Candice Owley, president of the Wisconsin Federation of Nurses and Health Professionals, says frequent use of travel nurses may indicate a hospital is staffing its floors too thinly.

“What tends to happen is, as soon as nurses start leaving an area, like an ICU or emergency department or something, the hospital turns around and says, ‘Oh my, we have no nurses, we have to bring in travelers,’” says Owley. She notes that sometimes, hospitals end up offering bonuses to bring back the nurses they’ve lost and to retain the rest. “If they’d just listen to the nurses who are providing the care, they can tell you when the patient load is too high to be handled safely and when they’re working too many hours.”

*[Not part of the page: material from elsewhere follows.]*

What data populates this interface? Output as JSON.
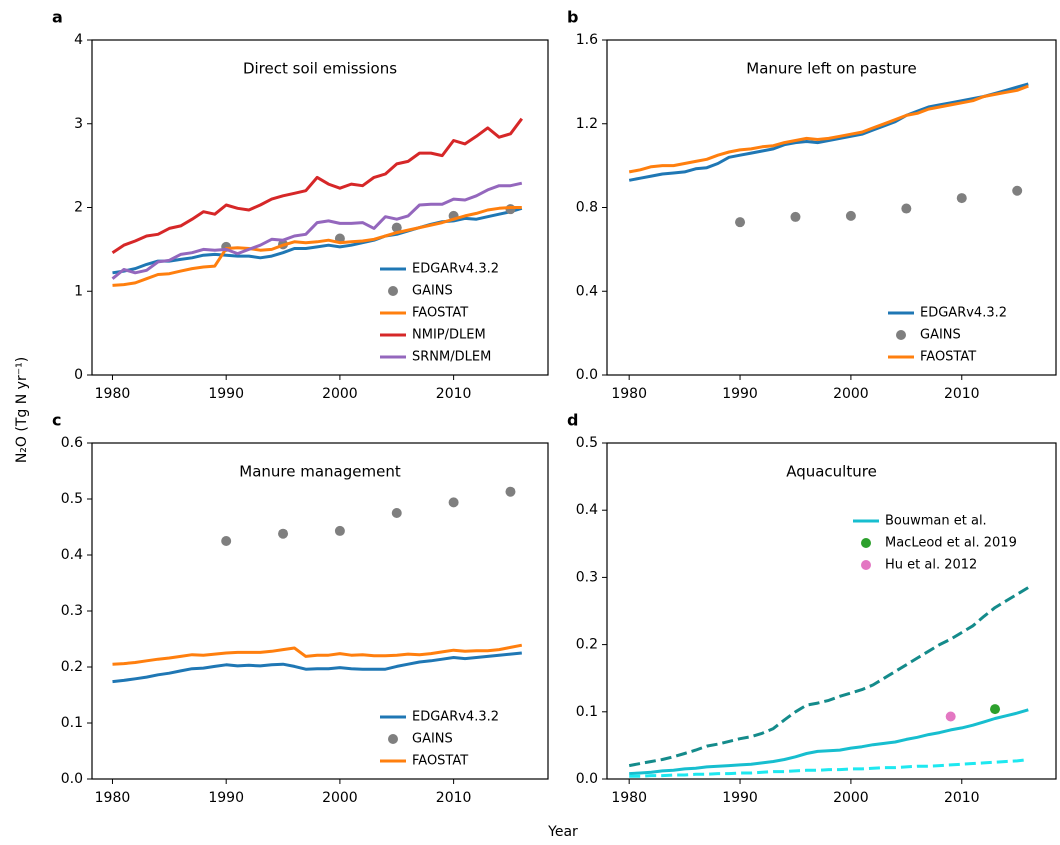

Brenda Bowers, chief nursing officer at Wheaton Franciscan Health Care, says her hospital system tries minimizing its use of travel nurses, preferring to tap an internal “float pool” of staff nurses.

Still, Kim Litwack, associate dean for academic affairs at the University of Wisconsin-Milwaukee’s College of Nursing, says the practice remains widespread. “We call it locum tenens,” she says. “Physicians do it, too. Some love it, but you have to be able to be thrown into different situations.”